The Saxons in North Cornwall

Documentary evidence for the Saxon history of North Cornwall is sadly lacking but much can be deduced from other sources. If we draw a line from Bude, down the southern arm of the river Neet, then along the Ottery to its confluence with the Tamar our area can be conveniently divided into two distinct zones. Above the line the placenames are almost totally English, often distinguished by the suffixes cote, worthy and ton but below the line the placenames are almost entirely Cornish, distinguished by the prefix Tre and occasionally Pen. Clearly this marks a line along which the Saxon advance, for whatever reason, was halted and remained static for a significant period. Long enough, in fact, for the native language to be supplanted by that of the invader

This begs the question as to how such a clear ethnic delineation arose and documentary evidence gives us some indication of the progress of Wessex into North Cornwall. In 658, following the battle of Peonnum the Britons were driven south to a line below the river Parret in Somerset. In 710 the battle of Longborth (possibly at nearby Langport) was fought between Ine, king of Wessex, and Geraint, king of the West Welsh. In 722, at the yet unidentified location of Hehil, the Cornish are recorded as defeating an unnamed enemy and, having regard to the date, the enemy could hardly have been any other than Ine of Wessex. Ninety-three years later, in 815, Egbert harried the West Welsh from “east to west” although the area covered by this action is not known. It is possible that it was during this campaign that Egbert managed to gain control over North Cornwall as far as the rivers Neet and Ottery. At some point during his reign from 802 to 839 Egbert’s grip over our area was firm enough to grant a substantial 12 hides of land at Kilkhampton to Sherborne Abbey.  Subsequently, in a will dated c. 885, Alfred the Great was able to bequeath Stratton and “all the lands that I have among the Welsh” to Edward, his eldest son. Working from the above dates it appears likely that Saxon control over the area above the Neet/Ottery divide was finalised c. 820; a few years after Egbert’s “harrying” of the West Welsh but presumably well before his gift of 12 hides to Sherborne.

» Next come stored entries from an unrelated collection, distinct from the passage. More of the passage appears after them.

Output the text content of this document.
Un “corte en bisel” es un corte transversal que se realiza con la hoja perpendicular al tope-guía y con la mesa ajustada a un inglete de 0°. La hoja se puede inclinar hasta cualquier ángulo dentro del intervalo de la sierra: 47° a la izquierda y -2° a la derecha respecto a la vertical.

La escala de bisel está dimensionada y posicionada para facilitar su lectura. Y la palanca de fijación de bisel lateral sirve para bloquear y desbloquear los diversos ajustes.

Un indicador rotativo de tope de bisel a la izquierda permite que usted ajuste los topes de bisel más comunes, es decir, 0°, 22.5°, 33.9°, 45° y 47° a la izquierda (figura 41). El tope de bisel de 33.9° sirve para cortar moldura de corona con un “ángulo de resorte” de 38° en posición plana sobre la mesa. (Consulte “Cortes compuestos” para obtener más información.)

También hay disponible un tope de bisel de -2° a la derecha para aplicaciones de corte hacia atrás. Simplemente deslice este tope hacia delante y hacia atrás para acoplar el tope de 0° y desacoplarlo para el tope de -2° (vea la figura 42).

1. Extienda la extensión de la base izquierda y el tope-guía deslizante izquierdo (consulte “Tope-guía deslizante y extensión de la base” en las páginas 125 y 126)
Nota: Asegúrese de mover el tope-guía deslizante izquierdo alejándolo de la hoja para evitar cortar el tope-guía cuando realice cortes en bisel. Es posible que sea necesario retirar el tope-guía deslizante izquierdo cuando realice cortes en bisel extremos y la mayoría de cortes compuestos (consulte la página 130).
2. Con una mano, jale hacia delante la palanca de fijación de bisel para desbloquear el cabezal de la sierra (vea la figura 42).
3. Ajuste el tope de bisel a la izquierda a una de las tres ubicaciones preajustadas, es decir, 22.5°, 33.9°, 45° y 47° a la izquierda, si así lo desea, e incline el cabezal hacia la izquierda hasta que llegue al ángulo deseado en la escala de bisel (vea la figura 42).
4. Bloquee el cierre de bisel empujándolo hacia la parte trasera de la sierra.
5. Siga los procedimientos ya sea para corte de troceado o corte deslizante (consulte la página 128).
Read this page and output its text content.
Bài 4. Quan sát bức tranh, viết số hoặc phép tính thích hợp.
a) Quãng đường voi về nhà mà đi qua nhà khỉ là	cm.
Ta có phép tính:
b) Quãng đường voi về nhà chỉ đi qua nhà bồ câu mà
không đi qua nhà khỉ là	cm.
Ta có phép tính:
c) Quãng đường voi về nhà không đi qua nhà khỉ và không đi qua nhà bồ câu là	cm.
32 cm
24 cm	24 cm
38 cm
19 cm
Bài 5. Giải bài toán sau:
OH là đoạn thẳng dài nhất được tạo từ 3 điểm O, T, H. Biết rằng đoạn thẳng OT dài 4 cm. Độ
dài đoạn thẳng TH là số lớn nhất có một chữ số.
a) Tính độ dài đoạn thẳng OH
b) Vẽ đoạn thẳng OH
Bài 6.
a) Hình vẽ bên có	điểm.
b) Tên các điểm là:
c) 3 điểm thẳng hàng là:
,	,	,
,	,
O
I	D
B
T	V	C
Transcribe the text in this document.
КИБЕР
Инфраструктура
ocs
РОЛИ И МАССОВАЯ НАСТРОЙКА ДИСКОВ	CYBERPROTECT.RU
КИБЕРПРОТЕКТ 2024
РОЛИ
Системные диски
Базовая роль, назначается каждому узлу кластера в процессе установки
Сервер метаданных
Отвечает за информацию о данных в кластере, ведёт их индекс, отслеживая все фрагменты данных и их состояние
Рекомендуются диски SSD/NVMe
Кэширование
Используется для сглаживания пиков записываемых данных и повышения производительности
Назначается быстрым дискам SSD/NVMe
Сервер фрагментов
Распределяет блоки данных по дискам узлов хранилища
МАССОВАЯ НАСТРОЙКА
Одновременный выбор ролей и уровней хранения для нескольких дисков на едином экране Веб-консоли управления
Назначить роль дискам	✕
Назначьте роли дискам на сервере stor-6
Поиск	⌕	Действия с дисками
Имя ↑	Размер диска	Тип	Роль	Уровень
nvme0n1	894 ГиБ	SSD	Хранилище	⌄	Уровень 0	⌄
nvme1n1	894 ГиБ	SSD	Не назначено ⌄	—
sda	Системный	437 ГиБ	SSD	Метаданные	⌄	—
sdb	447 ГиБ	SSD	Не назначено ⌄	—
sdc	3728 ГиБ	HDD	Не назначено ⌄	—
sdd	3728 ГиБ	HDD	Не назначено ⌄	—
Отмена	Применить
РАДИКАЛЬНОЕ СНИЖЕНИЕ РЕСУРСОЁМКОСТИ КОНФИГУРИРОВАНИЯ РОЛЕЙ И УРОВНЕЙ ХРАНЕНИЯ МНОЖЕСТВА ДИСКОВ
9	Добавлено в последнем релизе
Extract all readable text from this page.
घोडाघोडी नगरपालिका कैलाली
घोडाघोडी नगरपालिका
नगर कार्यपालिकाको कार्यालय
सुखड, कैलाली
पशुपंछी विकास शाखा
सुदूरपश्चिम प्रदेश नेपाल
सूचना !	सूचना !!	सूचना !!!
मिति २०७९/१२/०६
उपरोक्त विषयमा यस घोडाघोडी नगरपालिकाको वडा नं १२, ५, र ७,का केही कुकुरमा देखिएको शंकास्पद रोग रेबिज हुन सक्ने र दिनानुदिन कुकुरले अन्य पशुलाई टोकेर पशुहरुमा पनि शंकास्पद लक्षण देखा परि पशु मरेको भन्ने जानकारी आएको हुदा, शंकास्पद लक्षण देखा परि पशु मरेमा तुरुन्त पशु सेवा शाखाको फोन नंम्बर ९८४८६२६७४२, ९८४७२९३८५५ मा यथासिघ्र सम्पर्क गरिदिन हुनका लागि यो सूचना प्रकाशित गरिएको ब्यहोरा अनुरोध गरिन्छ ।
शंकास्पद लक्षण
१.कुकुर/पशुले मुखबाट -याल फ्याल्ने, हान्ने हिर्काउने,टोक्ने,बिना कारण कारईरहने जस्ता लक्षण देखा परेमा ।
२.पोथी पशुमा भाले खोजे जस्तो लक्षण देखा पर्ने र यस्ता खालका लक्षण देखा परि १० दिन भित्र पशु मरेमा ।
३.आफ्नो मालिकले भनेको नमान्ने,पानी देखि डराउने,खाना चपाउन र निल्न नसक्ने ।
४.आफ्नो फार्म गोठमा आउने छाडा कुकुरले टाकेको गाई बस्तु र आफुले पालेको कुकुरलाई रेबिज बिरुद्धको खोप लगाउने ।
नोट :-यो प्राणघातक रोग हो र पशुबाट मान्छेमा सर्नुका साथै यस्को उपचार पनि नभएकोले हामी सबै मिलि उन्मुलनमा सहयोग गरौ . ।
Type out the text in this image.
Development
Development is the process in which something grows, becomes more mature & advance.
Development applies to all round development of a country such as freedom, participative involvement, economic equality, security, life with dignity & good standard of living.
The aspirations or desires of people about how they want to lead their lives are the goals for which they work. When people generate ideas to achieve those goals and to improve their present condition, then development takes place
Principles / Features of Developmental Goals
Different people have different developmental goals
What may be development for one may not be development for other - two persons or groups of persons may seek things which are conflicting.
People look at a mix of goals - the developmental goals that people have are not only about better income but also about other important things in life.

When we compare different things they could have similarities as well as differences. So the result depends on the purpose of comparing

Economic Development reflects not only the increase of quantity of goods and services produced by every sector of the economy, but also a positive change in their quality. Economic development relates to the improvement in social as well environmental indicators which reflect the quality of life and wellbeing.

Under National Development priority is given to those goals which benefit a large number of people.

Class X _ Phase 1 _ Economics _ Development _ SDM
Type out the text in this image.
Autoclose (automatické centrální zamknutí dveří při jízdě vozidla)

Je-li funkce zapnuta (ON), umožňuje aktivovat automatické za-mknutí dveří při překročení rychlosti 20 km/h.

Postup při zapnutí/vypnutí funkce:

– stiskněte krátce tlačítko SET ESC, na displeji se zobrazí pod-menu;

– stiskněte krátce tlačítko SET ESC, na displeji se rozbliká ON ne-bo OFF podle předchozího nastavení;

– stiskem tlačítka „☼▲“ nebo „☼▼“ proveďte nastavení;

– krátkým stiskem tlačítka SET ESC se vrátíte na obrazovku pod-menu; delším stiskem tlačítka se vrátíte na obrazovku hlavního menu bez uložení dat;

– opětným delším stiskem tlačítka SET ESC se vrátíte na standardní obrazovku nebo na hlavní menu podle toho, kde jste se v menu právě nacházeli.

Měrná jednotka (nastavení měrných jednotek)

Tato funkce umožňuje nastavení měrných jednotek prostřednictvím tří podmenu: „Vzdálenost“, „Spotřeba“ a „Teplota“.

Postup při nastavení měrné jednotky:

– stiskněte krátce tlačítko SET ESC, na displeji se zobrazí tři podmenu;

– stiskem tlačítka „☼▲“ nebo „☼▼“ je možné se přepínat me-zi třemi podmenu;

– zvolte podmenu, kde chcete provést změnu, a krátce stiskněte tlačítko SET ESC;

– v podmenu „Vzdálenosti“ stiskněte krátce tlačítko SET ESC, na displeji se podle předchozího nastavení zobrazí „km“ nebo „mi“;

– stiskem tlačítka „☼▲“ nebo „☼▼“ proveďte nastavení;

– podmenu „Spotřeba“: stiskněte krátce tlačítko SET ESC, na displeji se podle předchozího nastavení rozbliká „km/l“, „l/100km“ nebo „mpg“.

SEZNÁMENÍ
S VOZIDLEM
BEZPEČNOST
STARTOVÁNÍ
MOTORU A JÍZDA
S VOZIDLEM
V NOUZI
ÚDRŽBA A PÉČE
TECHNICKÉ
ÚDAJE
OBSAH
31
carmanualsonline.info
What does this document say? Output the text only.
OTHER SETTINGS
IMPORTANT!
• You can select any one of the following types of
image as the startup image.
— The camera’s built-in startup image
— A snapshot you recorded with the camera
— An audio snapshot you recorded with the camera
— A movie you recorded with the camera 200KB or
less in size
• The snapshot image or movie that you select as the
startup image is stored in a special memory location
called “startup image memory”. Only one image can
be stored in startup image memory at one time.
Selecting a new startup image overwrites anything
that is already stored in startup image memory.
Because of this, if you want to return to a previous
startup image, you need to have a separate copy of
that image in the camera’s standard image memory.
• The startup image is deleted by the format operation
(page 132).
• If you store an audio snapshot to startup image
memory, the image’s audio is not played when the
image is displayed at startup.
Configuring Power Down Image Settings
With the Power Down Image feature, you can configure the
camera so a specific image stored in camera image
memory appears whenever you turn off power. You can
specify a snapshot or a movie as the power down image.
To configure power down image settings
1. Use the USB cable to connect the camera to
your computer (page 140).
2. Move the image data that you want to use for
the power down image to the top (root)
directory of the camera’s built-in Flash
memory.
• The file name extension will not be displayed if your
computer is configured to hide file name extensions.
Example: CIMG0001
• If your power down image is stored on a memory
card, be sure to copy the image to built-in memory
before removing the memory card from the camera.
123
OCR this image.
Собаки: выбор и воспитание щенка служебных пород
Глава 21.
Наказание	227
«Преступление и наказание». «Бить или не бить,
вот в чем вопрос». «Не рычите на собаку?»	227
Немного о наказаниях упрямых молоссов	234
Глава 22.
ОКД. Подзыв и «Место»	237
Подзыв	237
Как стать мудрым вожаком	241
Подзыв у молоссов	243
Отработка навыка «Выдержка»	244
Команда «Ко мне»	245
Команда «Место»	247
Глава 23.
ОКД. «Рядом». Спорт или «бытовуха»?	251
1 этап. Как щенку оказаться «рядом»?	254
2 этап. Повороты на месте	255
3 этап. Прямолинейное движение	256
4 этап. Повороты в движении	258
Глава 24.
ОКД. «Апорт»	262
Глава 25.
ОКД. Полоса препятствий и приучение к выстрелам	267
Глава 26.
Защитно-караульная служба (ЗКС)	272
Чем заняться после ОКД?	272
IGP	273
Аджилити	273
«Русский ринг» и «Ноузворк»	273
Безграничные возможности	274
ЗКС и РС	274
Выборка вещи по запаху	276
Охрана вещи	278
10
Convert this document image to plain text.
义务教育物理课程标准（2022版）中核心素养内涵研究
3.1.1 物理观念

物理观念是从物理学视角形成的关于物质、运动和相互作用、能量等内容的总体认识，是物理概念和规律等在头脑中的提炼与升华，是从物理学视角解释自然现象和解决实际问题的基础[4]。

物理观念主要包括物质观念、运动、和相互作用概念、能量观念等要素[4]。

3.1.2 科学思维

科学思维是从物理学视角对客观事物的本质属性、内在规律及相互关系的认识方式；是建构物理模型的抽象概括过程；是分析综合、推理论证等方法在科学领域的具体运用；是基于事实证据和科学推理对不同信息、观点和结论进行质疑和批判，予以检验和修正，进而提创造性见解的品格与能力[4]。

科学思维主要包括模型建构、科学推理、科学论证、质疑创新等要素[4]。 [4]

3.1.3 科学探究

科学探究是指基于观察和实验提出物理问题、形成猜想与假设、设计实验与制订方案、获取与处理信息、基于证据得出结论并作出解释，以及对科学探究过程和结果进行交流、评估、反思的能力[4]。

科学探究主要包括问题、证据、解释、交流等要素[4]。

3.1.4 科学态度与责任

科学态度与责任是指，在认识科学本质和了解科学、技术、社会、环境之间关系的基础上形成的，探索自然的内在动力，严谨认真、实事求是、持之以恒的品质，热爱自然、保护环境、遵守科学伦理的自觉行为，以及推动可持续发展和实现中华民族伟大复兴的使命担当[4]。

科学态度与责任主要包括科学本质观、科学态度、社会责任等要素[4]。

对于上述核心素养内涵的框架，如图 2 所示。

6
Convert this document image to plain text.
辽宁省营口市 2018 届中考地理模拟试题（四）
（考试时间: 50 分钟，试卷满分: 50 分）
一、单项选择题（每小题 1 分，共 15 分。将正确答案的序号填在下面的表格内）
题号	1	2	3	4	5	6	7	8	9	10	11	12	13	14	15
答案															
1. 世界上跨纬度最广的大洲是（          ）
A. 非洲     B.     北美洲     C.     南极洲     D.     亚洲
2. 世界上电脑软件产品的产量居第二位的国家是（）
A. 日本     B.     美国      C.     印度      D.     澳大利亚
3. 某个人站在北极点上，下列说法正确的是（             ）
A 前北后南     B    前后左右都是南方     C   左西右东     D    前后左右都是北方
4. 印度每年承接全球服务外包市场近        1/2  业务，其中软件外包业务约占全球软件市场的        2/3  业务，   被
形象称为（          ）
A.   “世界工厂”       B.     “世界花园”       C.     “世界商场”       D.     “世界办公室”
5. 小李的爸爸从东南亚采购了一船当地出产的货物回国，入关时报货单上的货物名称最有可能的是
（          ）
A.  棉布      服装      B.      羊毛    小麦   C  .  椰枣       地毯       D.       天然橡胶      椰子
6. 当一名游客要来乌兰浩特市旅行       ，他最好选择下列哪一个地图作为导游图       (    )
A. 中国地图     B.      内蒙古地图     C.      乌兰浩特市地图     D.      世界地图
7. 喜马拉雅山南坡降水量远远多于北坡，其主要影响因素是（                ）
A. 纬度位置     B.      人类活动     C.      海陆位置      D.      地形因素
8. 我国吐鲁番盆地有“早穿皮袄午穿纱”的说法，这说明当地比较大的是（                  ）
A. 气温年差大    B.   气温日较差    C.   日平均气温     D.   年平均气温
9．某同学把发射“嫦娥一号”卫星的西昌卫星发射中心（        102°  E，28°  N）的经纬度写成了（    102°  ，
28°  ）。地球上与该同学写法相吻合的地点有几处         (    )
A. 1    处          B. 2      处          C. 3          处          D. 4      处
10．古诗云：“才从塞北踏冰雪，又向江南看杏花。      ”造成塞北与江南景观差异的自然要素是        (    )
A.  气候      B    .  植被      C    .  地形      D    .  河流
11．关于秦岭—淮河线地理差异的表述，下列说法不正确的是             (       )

The reasons why early Saxon influence stopped at the rivers Neet and Ottery and a date for when it crossed that divide is even less clear. We have no documentary or archaeological evidence of an early Saxon presence south of the river although some movement would undoubtedly have taken place. There can be no doubt that the Neet provided a considerable physical barrier to their crossing. The only direct route across the Neet is via the ancient ridgeway now mirrored by the A39 and there is convincing placename evidence to suggest that this crossing was well defended. The adjacent manor of Whalesborough is recorded in Domesday as Walesbrau and is translated as “the fortress (or hill) of the Welsh”. It is, as far as we are aware, the only British position ever to be recorded in a wholly Saxon placename. The importance of the position was significant enough for the name Whalesborough to survive substantially unchanged until today.  It was retained as a family name until the manor passed into the hands of the Trevelyan family on the marriage of the sole heir, Elizabeth Whalesborough, to John Trevelyan in 145

From the records contained in Domesday it is clear that, in 1066, all the manors formerly held by the Cornish were in the hands of Saxons. Much of this redistribution appears to have been through grace and favour where Edward the Confessor granted manors to his close relatives and retainers. As well as appropriating property held in private hands the manors previously held by the Cornish monasteries were also plundered. In 1066 the manors of Poundstock and St Gennys, previously in the hands of the Cornish monastery of St Kew, were both held by Gytha, daughter of King Harold Godwinson. With the arrival of the Normans the tables were turned and by 1086, a short 20 years after the conquest, there was hardly a manor in Cornwall that still lay in Saxon hands.